Anxiety is complex and there is so much to understand about it. Anxiety should be approached with compassion and empathy.  There are so many people around you that may in fact deal with anxiety. On Mayo Clinic, it details some common symptoms of anxiety. These symptoms include “Feeling nervous, restless or tense, having a sense of impending danger, panic or doom, having an increased heart rate, breathing rapidly(hyperventilation), sweating, trembling, feeling weak or faint, trouble concentrating or thinking about anything other than the present worry, having trouble sleeping, experiencing gastrointestinal(GI) problems, having difficulty controlling worry and having the urge to avoid things that trigger anxiety”. 

           There are ten different types of anxiety disorders listed on Mayo Clinic. These ten disorders are “Agoraphobia, anxiety disorder due to a medical condition, generalized anxiety, panic disorder, selective mutism, separation anxiety disorder, social anxiety disorder, specific phobias, substance-induced anxiety disorder and other specified anxiety disorder and unspecified anxiety disorder”. 

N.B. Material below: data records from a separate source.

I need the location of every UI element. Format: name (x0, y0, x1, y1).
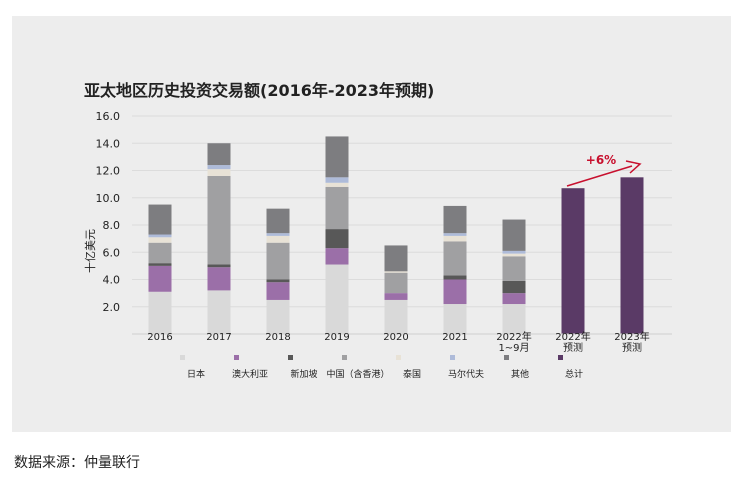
bar-segment (207, 165, 231, 170)
y-tick-label: 2.0 (103, 301, 121, 314)
y-tick-label: 10.0 (96, 192, 121, 205)
bar-segment (207, 267, 231, 291)
bar-segment (207, 143, 231, 166)
bar-segment (443, 275, 467, 280)
legend-label: 总计 (565, 368, 583, 380)
bar-segment (207, 264, 231, 268)
x-tick-label: 2020 (383, 332, 408, 343)
bar-segment (384, 299, 408, 334)
bar-segment (443, 233, 467, 236)
x-tick-label: 1~9月 (498, 342, 529, 354)
bar-segment (561, 188, 585, 334)
y-tick-label: 12.0 (96, 165, 121, 178)
bar-segment (148, 204, 172, 235)
bar-segment (325, 136, 349, 178)
legend-swatch (342, 355, 347, 360)
bar-segment (620, 177, 644, 334)
x-tick-label: 2022年 (496, 330, 531, 343)
bar-segment (502, 293, 526, 305)
data-source-text: 数据来源：仲量联行 (14, 455, 140, 471)
legend-label: 其他 (511, 368, 529, 380)
bar-segment (384, 272, 408, 294)
x-tick-label: 2021 (442, 332, 467, 343)
x-tick-label: 2016 (147, 332, 172, 343)
legend-swatch (396, 355, 401, 360)
bar-segment (443, 241, 467, 276)
bar-segment (207, 290, 231, 334)
bar-segment (266, 282, 290, 300)
bar-segment (148, 234, 172, 238)
growth-arrow (566, 165, 633, 187)
x-tick-label: 2022年 (555, 330, 590, 343)
x-tick-label: 2018 (265, 332, 290, 343)
x-tick-label: 预测 (563, 341, 583, 354)
growth-label: +6% (586, 153, 616, 167)
legend-swatch (288, 355, 293, 360)
bar-segment (266, 242, 290, 280)
y-tick-label: 8.0 (103, 219, 121, 232)
x-tick-label: 2019 (324, 332, 349, 343)
bar-segment (443, 235, 467, 242)
legend-swatch (558, 355, 563, 360)
y-tick-label: 4.0 (103, 274, 121, 287)
bar-segment (325, 248, 349, 265)
bar-segment (325, 229, 349, 249)
chart: 亚太地区历史投资交易额(2016年-2023年预期) 十亿美元 2.0 4.0 6.… (83, 81, 672, 380)
chart-panel: 亚太地区历史投资交易额(2016年-2023年预期) 十亿美元 2.0 4.0 6.… (12, 16, 731, 432)
x-tick-label: 预测 (622, 341, 642, 354)
bar-segment (325, 186, 349, 230)
bar-segment (148, 242, 172, 264)
legend-swatch (450, 355, 455, 360)
bar-segment (502, 250, 526, 254)
legend-swatch (504, 355, 509, 360)
bar-segment (266, 208, 290, 234)
legend-label: 澳大利亚 (232, 368, 268, 380)
legend-label: 泰国 (403, 368, 421, 380)
legend-swatch (180, 355, 185, 360)
y-tick-label: 6.0 (103, 246, 121, 259)
bar-segment (266, 279, 290, 283)
bar-segment (443, 304, 467, 334)
growth-arrowhead-icon (625, 160, 642, 174)
bar-segment (148, 263, 172, 266)
bar-segment (502, 253, 526, 257)
y-tick-label: 14.0 (96, 137, 121, 150)
legend-label: 中国（含香港） (326, 368, 389, 380)
bar-segment (502, 219, 526, 251)
bar-segment (266, 235, 290, 243)
bar-segment (266, 299, 290, 334)
bar-segment (325, 264, 349, 334)
bar-segment (502, 304, 526, 334)
bar-segment (443, 205, 467, 234)
x-tick-label: 2023年 (614, 330, 649, 343)
bar-segment (443, 279, 467, 305)
bar-segment (502, 280, 526, 294)
x-tick-label: 2017 (206, 332, 231, 343)
bar-segment (325, 182, 349, 187)
y-axis-label: 十亿美元 (83, 229, 97, 273)
bar-segment (384, 293, 408, 300)
legend-label: 马尔代夫 (448, 368, 484, 380)
y-tick-label: 16.0 (96, 110, 121, 123)
legend-swatch (234, 355, 239, 360)
legend-label: 日本 (187, 368, 205, 380)
bar-segment (384, 245, 408, 272)
bar-segment (266, 233, 290, 236)
bar-segment (502, 256, 526, 281)
chart-title: 亚太地区历史投资交易额(2016年-2023年预期) (84, 81, 434, 100)
bar-segment (148, 291, 172, 334)
bar-segment (148, 265, 172, 292)
bar-segment (207, 169, 231, 176)
legend-label: 新加坡 (290, 368, 317, 380)
bar-segment (325, 177, 349, 183)
bar-segment (207, 175, 231, 265)
bar-segment (148, 237, 172, 243)
bar-segment (384, 271, 408, 273)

                    With midterms approaching, anxiety is up across the school. For the majority of the school, Tuesday will be the first time we have taken a midterm.  As someone who gets anxious only hearing the word “test”,  I’ve felt my anxiety go up with every conversation about the looming tests.   Even though there is anxiety surrounding the tests, there are ways to not let the pressure consume you. When I feel my anxiety rising during tests, it’s imperative to remind myself to take a breath and keep going. As long as I’ve studied the material, I’ll be fine. The biggest thing you can do to help yourself during anxiety is to know that you are okay. When it comes to tests there is not a lot that you can control about the situation. You cannot control how hard the questions are and you cannot control what questions you are asked. All you can do is try your best and know that one test does not define you. 

         You may be wondering why I’ve decided to publicly be this open and vulnerable. The truth is, because I want others to know that if they’re struggling with anxiety, they’re not alone. Anxiety can be extremely consuming and it can feel like you’re floating on an island by yourself. When someone offers you a life jacket, grab it. Dealing with anxiety is hard but it feels a lot easier if you have someone to talk to about it.  This person can be anyone ranging from a parent, a sibling, a friend, a teacher or a counselor. I promise you talking about what’s going on will make you feel better in the long run. 

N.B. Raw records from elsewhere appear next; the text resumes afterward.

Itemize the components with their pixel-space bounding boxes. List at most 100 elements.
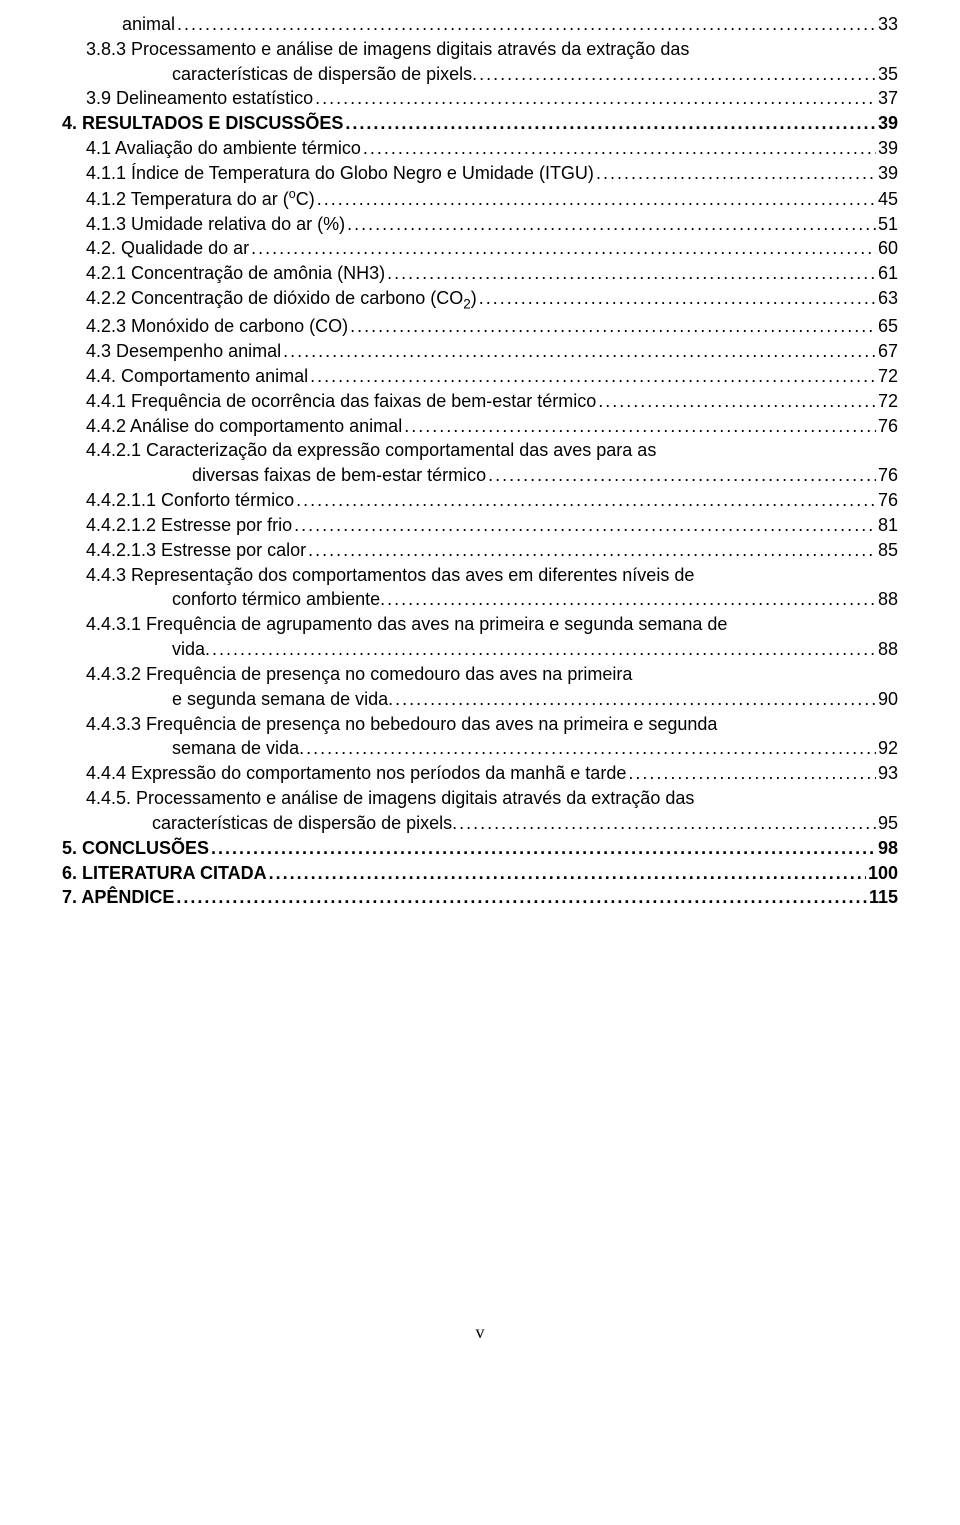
toc-leader-dots xyxy=(385,587,876,612)
toc-leader-dots xyxy=(486,463,876,488)
toc-entry: 4.4.2.1.2 Estresse por frio81 xyxy=(62,513,898,538)
toc-entry-continuation: 4.4.3.2 Frequência de presença no comedo… xyxy=(62,662,898,687)
toc-entry-text: 5. CONCLUSÕES xyxy=(62,836,209,861)
toc-entry-page: 115 xyxy=(867,885,898,910)
toc-leader-dots xyxy=(313,86,876,111)
toc-entry-text: 4.3 Desempenho animal xyxy=(86,339,281,364)
toc-entry-page: 33 xyxy=(876,12,898,37)
toc-entry: conforto térmico ambiente.88 xyxy=(62,587,898,612)
toc-entry-text: 4.4.2.1.2 Estresse por frio xyxy=(86,513,292,538)
toc-entry-text: 4.2. Qualidade do ar xyxy=(86,236,249,261)
toc-leader-dots xyxy=(175,12,876,37)
toc-entry-page: 37 xyxy=(876,86,898,111)
toc-entry-text: conforto térmico ambiente. xyxy=(172,587,385,612)
toc-entry-continuation: 4.4.5. Processamento e análise de imagen… xyxy=(62,786,898,811)
toc-leader-dots xyxy=(281,339,876,364)
toc-entry-page: 93 xyxy=(876,761,898,786)
toc-entry: 4.1.3 Umidade relativa do ar (%)51 xyxy=(62,212,898,237)
toc-entry-page: 76 xyxy=(876,488,898,513)
toc-entry-page: 63 xyxy=(876,286,898,311)
toc-entry-continuation: 4.4.2.1 Caracterização da expressão comp… xyxy=(62,438,898,463)
toc-leader-dots xyxy=(393,687,876,712)
toc-entry: 4. RESULTADOS E DISCUSSÕES 39 xyxy=(62,111,898,136)
toc-entry-page: 60 xyxy=(876,236,898,261)
toc-entry-text: 4.4.1 Frequência de ocorrência das faixa… xyxy=(86,389,596,414)
toc-entry-page: 88 xyxy=(876,637,898,662)
toc-entry-text: características de dispersão de pixels. xyxy=(172,62,477,87)
toc-leader-dots xyxy=(306,538,876,563)
toc-entry-text: 6. LITERATURA CITADA xyxy=(62,861,267,886)
toc-entry-text: 4.1.1 Índice de Temperatura do Globo Neg… xyxy=(86,161,594,186)
toc-entry: 4.4.2 Análise do comportamento animal76 xyxy=(62,414,898,439)
toc-entry: 3.9 Delineamento estatístico37 xyxy=(62,86,898,111)
toc-entry-text: semana de vida. xyxy=(172,736,304,761)
toc-entry: 4.1 Avaliação do ambiente térmico39 xyxy=(62,136,898,161)
toc-leader-dots xyxy=(477,62,876,87)
toc-entry-text: animal xyxy=(122,12,175,37)
toc-entry: características de dispersão de pixels. … xyxy=(62,62,898,87)
toc-leader-dots xyxy=(477,286,876,311)
toc-entry: e segunda semana de vida. 90 xyxy=(62,687,898,712)
toc-leader-dots xyxy=(249,236,876,261)
toc-leader-dots xyxy=(594,161,876,186)
toc-entry-page: 45 xyxy=(876,187,898,212)
toc-entry-text: e segunda semana de vida. xyxy=(172,687,393,712)
toc-leader-dots xyxy=(361,136,876,161)
toc-entry-continuation: 4.4.3.1 Frequência de agrupamento das av… xyxy=(62,612,898,637)
toc-leader-dots xyxy=(385,261,876,286)
toc-leader-dots xyxy=(596,389,876,414)
toc-entry-text: vida. xyxy=(172,637,210,662)
toc-entry-text: diversas faixas de bem-estar térmico xyxy=(192,463,486,488)
toc-entry-page: 100 xyxy=(866,861,898,886)
toc-entry: características de dispersão de pixels.9… xyxy=(62,811,898,836)
toc-entry: animal 33 xyxy=(62,12,898,37)
toc-entry-page: 98 xyxy=(876,836,898,861)
toc-entry-page: 72 xyxy=(876,364,898,389)
table-of-contents: animal333.8.3 Processamento e análise de… xyxy=(62,12,898,910)
toc-entry-continuation: 4.4.3 Representação dos comportamentos d… xyxy=(62,563,898,588)
toc-entry: 5. CONCLUSÕES 98 xyxy=(62,836,898,861)
toc-leader-dots xyxy=(210,637,876,662)
toc-entry-page: 92 xyxy=(876,736,898,761)
toc-leader-dots xyxy=(308,364,876,389)
toc-entry-text: 4.1 Avaliação do ambiente térmico xyxy=(86,136,361,161)
toc-leader-dots xyxy=(345,212,876,237)
toc-leader-dots xyxy=(304,736,876,761)
toc-entry: 6. LITERATURA CITADA 100 xyxy=(62,861,898,886)
toc-entry-text: 4.4.2.1.3 Estresse por calor xyxy=(86,538,306,563)
toc-entry-page: 72 xyxy=(876,389,898,414)
toc-leader-dots xyxy=(343,111,876,136)
toc-entry: 4.4.1 Frequência de ocorrência das faixa… xyxy=(62,389,898,414)
toc-entry-text: 4.4.2.1.1 Conforto térmico xyxy=(86,488,294,513)
toc-entry-page: 39 xyxy=(876,111,898,136)
toc-entry: 7. APÊNDICE115 xyxy=(62,885,898,910)
toc-entry: 4.3 Desempenho animal 67 xyxy=(62,339,898,364)
toc-entry-page: 95 xyxy=(876,811,898,836)
toc-entry: 4.4.4 Expressão do comportamento nos per… xyxy=(62,761,898,786)
toc-entry-text: 4.4. Comportamento animal xyxy=(86,364,308,389)
toc-leader-dots xyxy=(315,187,876,212)
toc-entry: semana de vida. 92 xyxy=(62,736,898,761)
toc-leader-dots xyxy=(292,513,876,538)
toc-entry-continuation: 4.4.3.3 Frequência de presença no bebedo… xyxy=(62,712,898,737)
toc-entry: 4.1.2 Temperatura do ar (oC) 45 xyxy=(62,186,898,212)
toc-entry-page: 85 xyxy=(876,538,898,563)
toc-entry: 4.4.2.1.1 Conforto térmico 76 xyxy=(62,488,898,513)
toc-leader-dots xyxy=(209,836,876,861)
toc-entry-text: 4.1.2 Temperatura do ar (oC) xyxy=(86,186,315,212)
toc-entry-page: 76 xyxy=(876,463,898,488)
toc-entry: 4.2.2 Concentração de dióxido de carbono… xyxy=(62,286,898,314)
toc-entry-text: 4.2.1 Concentração de amônia (NH3) xyxy=(86,261,385,286)
toc-entry-page: 39 xyxy=(876,161,898,186)
toc-entry-text: 4.4.2 Análise do comportamento animal xyxy=(86,414,402,439)
toc-entry: 4.2.1 Concentração de amônia (NH3) 61 xyxy=(62,261,898,286)
toc-entry-text: 4. RESULTADOS E DISCUSSÕES xyxy=(62,111,343,136)
toc-entry-text: 4.4.4 Expressão do comportamento nos per… xyxy=(86,761,626,786)
toc-entry: 4.2. Qualidade do ar 60 xyxy=(62,236,898,261)
toc-entry-text: 4.2.2 Concentração de dióxido de carbono… xyxy=(86,286,477,314)
toc-entry: 4.4. Comportamento animal 72 xyxy=(62,364,898,389)
toc-leader-dots xyxy=(348,314,876,339)
toc-entry: diversas faixas de bem-estar térmico 76 xyxy=(62,463,898,488)
toc-entry-page: 67 xyxy=(876,339,898,364)
toc-entry-page: 61 xyxy=(876,261,898,286)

     Over the years, I have found some strategies that work for me to manage my anxiety. Some of the strategies that work for me are distraction, journaling, grounding exercises and breathing techniques. There are a thousand strategies out there that can help you. Some people exercise while others paint. Just because something doesn’t work the first time, keep trying it with an open mind. These tools only work if you practice them. 

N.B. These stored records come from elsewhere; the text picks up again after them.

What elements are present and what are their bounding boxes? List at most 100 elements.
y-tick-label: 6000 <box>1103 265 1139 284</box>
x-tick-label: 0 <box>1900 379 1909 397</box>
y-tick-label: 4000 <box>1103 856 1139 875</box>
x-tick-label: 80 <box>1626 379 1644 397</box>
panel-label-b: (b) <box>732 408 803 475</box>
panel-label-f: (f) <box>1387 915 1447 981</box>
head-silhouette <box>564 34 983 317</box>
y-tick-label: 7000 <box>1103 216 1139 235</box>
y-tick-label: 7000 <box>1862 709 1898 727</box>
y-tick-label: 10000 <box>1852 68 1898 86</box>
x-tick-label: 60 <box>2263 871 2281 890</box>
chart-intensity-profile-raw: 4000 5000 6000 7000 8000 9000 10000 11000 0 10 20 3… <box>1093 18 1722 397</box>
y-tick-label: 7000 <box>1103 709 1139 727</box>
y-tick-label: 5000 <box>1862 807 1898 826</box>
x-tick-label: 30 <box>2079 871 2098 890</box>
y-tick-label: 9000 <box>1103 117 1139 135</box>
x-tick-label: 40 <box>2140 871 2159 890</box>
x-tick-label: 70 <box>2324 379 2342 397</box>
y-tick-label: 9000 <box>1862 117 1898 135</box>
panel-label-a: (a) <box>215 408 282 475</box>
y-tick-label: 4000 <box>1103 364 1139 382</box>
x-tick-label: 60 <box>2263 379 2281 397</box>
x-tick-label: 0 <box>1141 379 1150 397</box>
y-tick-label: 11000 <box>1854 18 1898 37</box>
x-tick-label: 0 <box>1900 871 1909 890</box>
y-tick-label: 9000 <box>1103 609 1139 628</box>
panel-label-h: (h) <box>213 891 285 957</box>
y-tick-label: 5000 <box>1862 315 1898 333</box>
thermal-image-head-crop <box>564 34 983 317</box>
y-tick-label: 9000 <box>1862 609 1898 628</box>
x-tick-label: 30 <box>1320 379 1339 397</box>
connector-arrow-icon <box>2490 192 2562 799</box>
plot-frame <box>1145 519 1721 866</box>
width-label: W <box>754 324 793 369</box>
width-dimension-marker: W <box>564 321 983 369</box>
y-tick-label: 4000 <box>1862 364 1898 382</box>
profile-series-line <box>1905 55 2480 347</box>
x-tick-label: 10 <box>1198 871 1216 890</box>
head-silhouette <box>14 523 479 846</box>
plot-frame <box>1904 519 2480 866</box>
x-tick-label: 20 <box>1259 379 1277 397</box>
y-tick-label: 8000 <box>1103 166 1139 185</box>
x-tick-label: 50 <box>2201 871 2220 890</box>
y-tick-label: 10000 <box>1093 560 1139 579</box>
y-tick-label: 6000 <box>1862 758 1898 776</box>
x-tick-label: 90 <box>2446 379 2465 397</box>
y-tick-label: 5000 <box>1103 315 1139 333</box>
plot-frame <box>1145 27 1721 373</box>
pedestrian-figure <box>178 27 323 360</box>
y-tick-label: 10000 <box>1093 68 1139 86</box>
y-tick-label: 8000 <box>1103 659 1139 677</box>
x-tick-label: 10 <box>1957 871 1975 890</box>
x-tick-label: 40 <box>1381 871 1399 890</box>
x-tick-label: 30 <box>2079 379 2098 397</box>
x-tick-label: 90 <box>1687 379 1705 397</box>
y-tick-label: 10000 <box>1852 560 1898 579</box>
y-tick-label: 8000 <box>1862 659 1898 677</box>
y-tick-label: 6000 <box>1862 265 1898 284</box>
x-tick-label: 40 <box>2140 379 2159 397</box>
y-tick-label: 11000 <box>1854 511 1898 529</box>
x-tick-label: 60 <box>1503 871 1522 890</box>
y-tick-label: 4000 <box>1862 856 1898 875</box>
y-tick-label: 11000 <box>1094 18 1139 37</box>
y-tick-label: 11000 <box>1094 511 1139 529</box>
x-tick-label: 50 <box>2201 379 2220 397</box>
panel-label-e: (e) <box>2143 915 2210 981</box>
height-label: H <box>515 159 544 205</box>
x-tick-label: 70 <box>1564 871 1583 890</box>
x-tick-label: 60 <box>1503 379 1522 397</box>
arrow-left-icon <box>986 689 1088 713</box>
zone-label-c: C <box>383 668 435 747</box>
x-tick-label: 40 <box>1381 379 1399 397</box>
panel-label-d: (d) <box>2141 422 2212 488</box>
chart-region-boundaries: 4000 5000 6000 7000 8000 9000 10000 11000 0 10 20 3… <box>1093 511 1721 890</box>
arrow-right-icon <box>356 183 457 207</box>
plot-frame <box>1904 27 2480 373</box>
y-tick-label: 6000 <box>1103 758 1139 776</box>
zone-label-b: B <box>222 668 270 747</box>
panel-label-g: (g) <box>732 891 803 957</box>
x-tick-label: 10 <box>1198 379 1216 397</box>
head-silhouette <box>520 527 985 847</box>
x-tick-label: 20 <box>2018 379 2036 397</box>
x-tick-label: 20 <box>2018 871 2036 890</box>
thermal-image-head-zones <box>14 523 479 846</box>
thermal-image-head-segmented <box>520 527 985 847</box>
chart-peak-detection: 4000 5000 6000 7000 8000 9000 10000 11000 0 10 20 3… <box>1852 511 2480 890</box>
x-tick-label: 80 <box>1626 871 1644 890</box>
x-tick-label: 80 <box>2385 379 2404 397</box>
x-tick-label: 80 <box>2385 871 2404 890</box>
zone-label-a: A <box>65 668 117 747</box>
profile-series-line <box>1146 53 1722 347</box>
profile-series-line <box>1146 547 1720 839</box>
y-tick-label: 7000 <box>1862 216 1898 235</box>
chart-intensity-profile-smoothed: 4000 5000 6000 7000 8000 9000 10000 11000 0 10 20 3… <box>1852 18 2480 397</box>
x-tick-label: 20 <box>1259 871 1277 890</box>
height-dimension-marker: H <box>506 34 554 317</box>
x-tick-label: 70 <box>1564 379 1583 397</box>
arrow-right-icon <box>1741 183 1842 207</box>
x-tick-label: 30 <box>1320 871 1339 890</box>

            I guess my biggest piece of advice is to truly just be kind to those around you because you never know what’s going on in someone’s head.  Anxiety can try to destroy you, but you have the ability to take the reins and change the story.  Treat yourself the way you would your best friend if the roles were reversed. I know it can be scary but I promise there is always a light at the end of the tunnel. If you take anything away from this article please let it be “What’s mentionable is manageable”(Mr. Rogers).